Title: Structural indicators for effective quality assurance of snomed ct
Author: Agrawal, Ankur
View Online: njit-etd2013-101
(xiv, 100 pages ~ 1.5 MB pdf)
Department: Department of Computer Science
Degree: Doctor of Philosophy
Program: Computer Science
Document Type: Dissertation
Advisory Committee: Perl, Yehoshua (Committee co-chair)
Liu, Mei (Committee co-chair)
Elhanan, Gai (Committee member)
Halper, Michael (Committee member)
Geller, James (Committee member)
Weng, Chunhua (Committee member)
Date: 2013-08
Keywords: SNOMED CT
Lexical analysis
Auditing
Quality assurance
Electronic health record
Meaningful use
Availability: Unrestricted
Abstract:

The Standardized Nomenclature of Medicine -- Clinical Terms (SNOMED CT -- further abbreviated as SCT) has been endorsed as a premier clinical terminology by many national and international organizations. The US Government has chosen SCT to play a significant role in its initiative to promote Electronic Health Record (EH R) country-wide. However, there is evidence suggesting that, at the moment, SCT is not optimally modeled for its intended use by healthcare practitioners. There is a need to perform quality assurance (QA) of SCT to help expedite its use as a reference terminology for clinical purposes as planned for EH R use.

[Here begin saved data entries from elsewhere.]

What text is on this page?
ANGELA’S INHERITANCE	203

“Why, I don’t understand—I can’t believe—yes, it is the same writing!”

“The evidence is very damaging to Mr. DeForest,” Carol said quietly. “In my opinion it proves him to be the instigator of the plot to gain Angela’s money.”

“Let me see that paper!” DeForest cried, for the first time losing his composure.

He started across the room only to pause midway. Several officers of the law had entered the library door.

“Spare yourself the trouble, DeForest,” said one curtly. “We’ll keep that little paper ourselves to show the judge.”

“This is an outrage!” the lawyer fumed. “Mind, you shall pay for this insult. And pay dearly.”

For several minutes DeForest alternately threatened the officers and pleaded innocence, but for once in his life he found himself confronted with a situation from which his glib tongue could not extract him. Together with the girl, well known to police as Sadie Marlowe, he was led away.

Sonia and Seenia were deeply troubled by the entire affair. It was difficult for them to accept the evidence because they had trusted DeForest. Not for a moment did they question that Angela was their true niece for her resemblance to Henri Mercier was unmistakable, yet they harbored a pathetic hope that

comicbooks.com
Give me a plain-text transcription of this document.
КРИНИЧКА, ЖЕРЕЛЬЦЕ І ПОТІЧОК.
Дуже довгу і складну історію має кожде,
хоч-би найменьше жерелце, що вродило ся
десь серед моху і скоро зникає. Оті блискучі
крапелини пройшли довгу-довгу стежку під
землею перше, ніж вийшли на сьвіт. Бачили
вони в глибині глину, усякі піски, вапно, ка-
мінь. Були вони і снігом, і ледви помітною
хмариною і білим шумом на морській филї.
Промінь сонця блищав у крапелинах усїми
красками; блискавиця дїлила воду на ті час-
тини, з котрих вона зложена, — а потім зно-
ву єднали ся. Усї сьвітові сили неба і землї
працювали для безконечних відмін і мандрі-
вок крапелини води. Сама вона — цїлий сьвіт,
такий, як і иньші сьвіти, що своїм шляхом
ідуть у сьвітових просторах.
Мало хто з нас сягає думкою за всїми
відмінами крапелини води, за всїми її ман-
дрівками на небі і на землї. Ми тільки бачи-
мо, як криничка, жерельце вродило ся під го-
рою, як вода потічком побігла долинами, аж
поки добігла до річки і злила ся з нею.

The central theme of this dissertation is to define a group-based auditing methodology to effectively identify concepts of SCT that require QA. As such, similarity sets are introduced which are groups of concepts that are lexically identical except for one word. Concepts in a similarity set are expected to be modeled in a consistent way. If not, the set is considered to be inconsistent and submitted for review by an auditor. Initial studies found 38% of such sets to be inconsistent. The effectiveness of these sets is further improved through the use of three structural indicators. Using such indicators as the number of parents, relationships and role groups, up to 70% of the similarity sets and 32.6% of the concepts are found to exhibit inconsistencies.

Furthermore, positional similarity sets, which are similarity sets with the same position of the differing word in the concept’s terms, are introduced to improve the likelihood of finding errors at the concept level. This strictness in the position of the differing word increases the lexical similarity between the concepts of a set thereby increasing the contrast between lexical similarities and modeling differences. This increase in contrast increases the likelihood of finding inconsistencies. The effectiveness of positional similarity sets in finding inconsistencies is further improved by using the same three structural indicators as discussed above in the generation of these sets. An analysis of 50 sample sets with differences in the number of relationships reveal 41.6% of the concepts to be inconsistent.

Moreover, a study is performed to fully automate the process of suggesting attributes to enhance the modeling of SCT concepts using positional similarity sets. A technique is also used to automatically suggest the corresponding target values. An analysis of 50 sample concepts show that, of the 103 suggested attributes, 67 are manually confirmed to be correct.

Finally, a study is conducted to examine the readiness of SCT problem list (PL) to support meaningful use of EHR. The results show that the concepts in PL suffer from the same issues as general SCT concepts, although to a slightly lesser extent, and do require further QA efforts. To support such efforts, structural indicators in the form of the number of parents and the number of words are shown to be effective in ferreting out potentially problematic concepts in which QA efforts should be focused. A structural indicator to find concepts with synonymy problems is also presented by finding pairs of SCT concepts that map to the same UMLS concept.